Hi, I’m following the QUANTIZATION IN PYTORCH 2.0 EXPORT TUTORIAL guide and the xnnpack-quantizer in the repo to create a new Quantizer. I am trying to have both inputs of add share the same qparams, just like the sample code provided in the tutorial.

It works when I just have add nodes, but as soon as a convolution node appears, the two inputs no longer have the same qparams. Here’s a simple model that illustrates this issue:

class Net(nn.Module):
  def __init__(self):
    super().__init__()
    self.conv = nn.Conv2d(1, 1, 3, padding=(1, 1))

  def forward(self, x):
    return x + self.conv(x)

Is there something that I am missing in my quantizer?
link to the quantizer: Quantizer for PT2E quantization · GitHub

(In this example, it’s sufficient to swap the operands of the add node, but once both operands come from different convolutions, the problem reappears)

supriyar · July 28, 2023, 4:02pm

thanks for reporting! FYI the PT2 export quantization is still in early prototype so there may be some cases that we may have missed or might need to update the tutorial to make it clearer.

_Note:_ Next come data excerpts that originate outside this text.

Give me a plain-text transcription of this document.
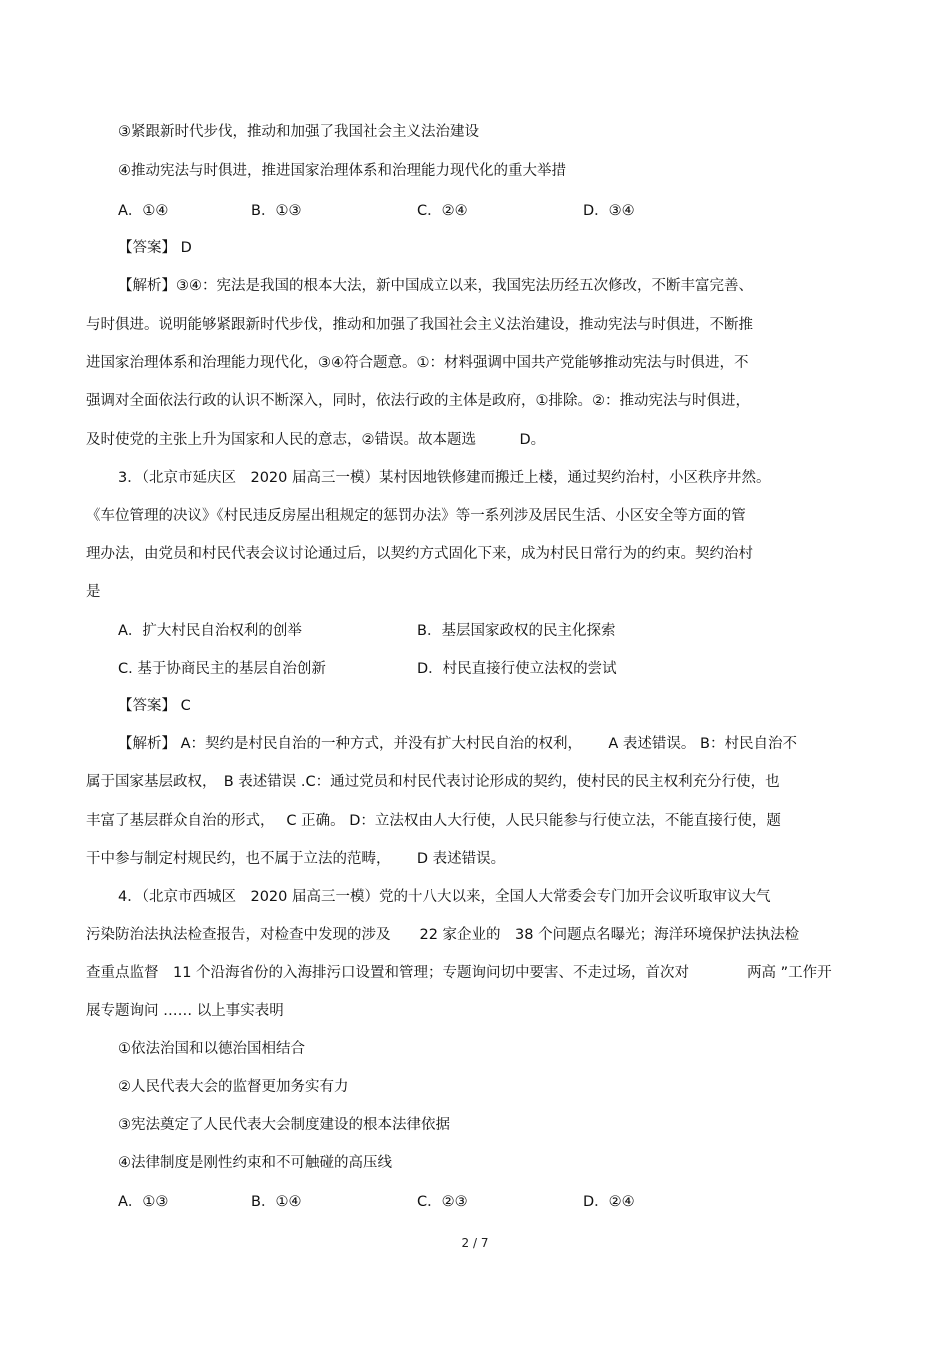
③紧跟新时代步伐，推动和加强了我国社会主义法治建设

④推动宪法与时俱进，推进国家治理体系和治理能力现代化的重大举措

A．①④	B．①③	C．②④	D．③④

【答案】 D

【解析】③④：宪法是我国的根本大法，新中国成立以来，我国宪法历经五次修改，不断丰富完善、

与时俱进。说明能够紧跟新时代步伐，推动和加强了我国社会主义法治建设，推动宪法与时俱进，不断推

进国家治理体系和治理能力现代化，③④符合题意。①：材料强调中国共产党能够推动宪法与时俱进，不

强调对全面依法行政的认识不断深入，同时，依法行政的主体是政府，①排除。②：推动宪法与时俱进，

及时使党的主张上升为国家和人民的意志，②错误。故本题选　　　D。

3．（北京市延庆区　2020 届高三一模）某村因地铁修建而搬迁上楼，通过契约治村，小区秩序井然。

《车位管理的决议》《村民违反房屋出租规定的惩罚办法》等一系列涉及居民生活、小区安全等方面的管

理办法，由党员和村民代表会议讨论通过后，以契约方式固化下来，成为村民日常行为的约束。契约治村

是

A．扩大村民自治权利的创举	B．基层国家政权的民主化探索
C. 基于协商民主的基层自治创新	D．村民直接行使立法权的尝试

【答案】 C

【解析】 A：契约是村民自治的一种方式，并没有扩大村民自治的权利，　　 A 表述错误。 B：村民自治不

属于国家基层政权，　B 表述错误 .C：通过党员和村民代表讨论形成的契约，使村民的民主权利充分行使，也

丰富了基层群众自治的形式，　 C 正确。 D：立法权由人大行使，人民只能参与行使立法，不能直接行使，题

干中参与制定村规民约，也不属于立法的范畴，　　 D 表述错误。

4．（北京市西城区　2020 届高三一模）党的十八大以来，全国人大常委会专门加开会议听取审议大气

污染防治法执法检查报告，对检查中发现的涉及　　22 家企业的　38 个问题点名曝光；海洋环境保护法执法检

查重点监督　11 个沿海省份的入海排污口设置和管理；专题询问切中要害、不走过场，首次对　　　　两高 ”工作开

展专题询问 …… 以上事实表明

①依法治国和以德治国相结合

②人民代表大会的监督更加务实有力

③宪法奠定了人民代表大会制度建设的根本法律依据

④法律制度是刚性约束和不可触碰的高压线

A．①③	B．①④	C．②③	D．②④
2 / 7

cc @jerryzh168 to take a look

jerryzh168 · July 28, 2023, 5:29pm

thanks for trying out our new APIs! this can be supported by the current API I think, yeah swapping operands seems reasonable in this case, talking about the case when there are two conv_ops

basically let’s say we have:

 [conv1_op] -> conv1_output -> add_input1 -> [add_op]
 [conv2_op] -> conv2_output -> add_input2    /

so in total we have conv1_output, add_input1, conv2_output and add_input2 that we can annotate, the reason when you have annotate both [conv1_op], [conv2_op] and [add_op] the inputs don’t share quantization parameters is because the output of [conv1_op] and [conv2_op] (conv1_output and conv2_output) do not have shared quantization specs, so they will create different quantization parameters, what you can do to support this is something like this:

arg1, arg2 = add_node.args
# this means sharing with the output qspec of arg1 node
_share_with_arg1_output = SharedQuantizationSpec(arg1)
# set output of arg2 to share with arg1
if _is_annotated(arg1) and _is_annotated(arg2):
    arg2.meta["quantization_annotation"].output_qspec = _share_with_arg1_output

# all input of add should share with the same thing as well
add_node.meta["quantization_annotation"] = QuantizationAnnotation(
    input_qspec_map = {arg1: _share_with_arg1_output, arg2: _share_with_arg1_output}
   ...
}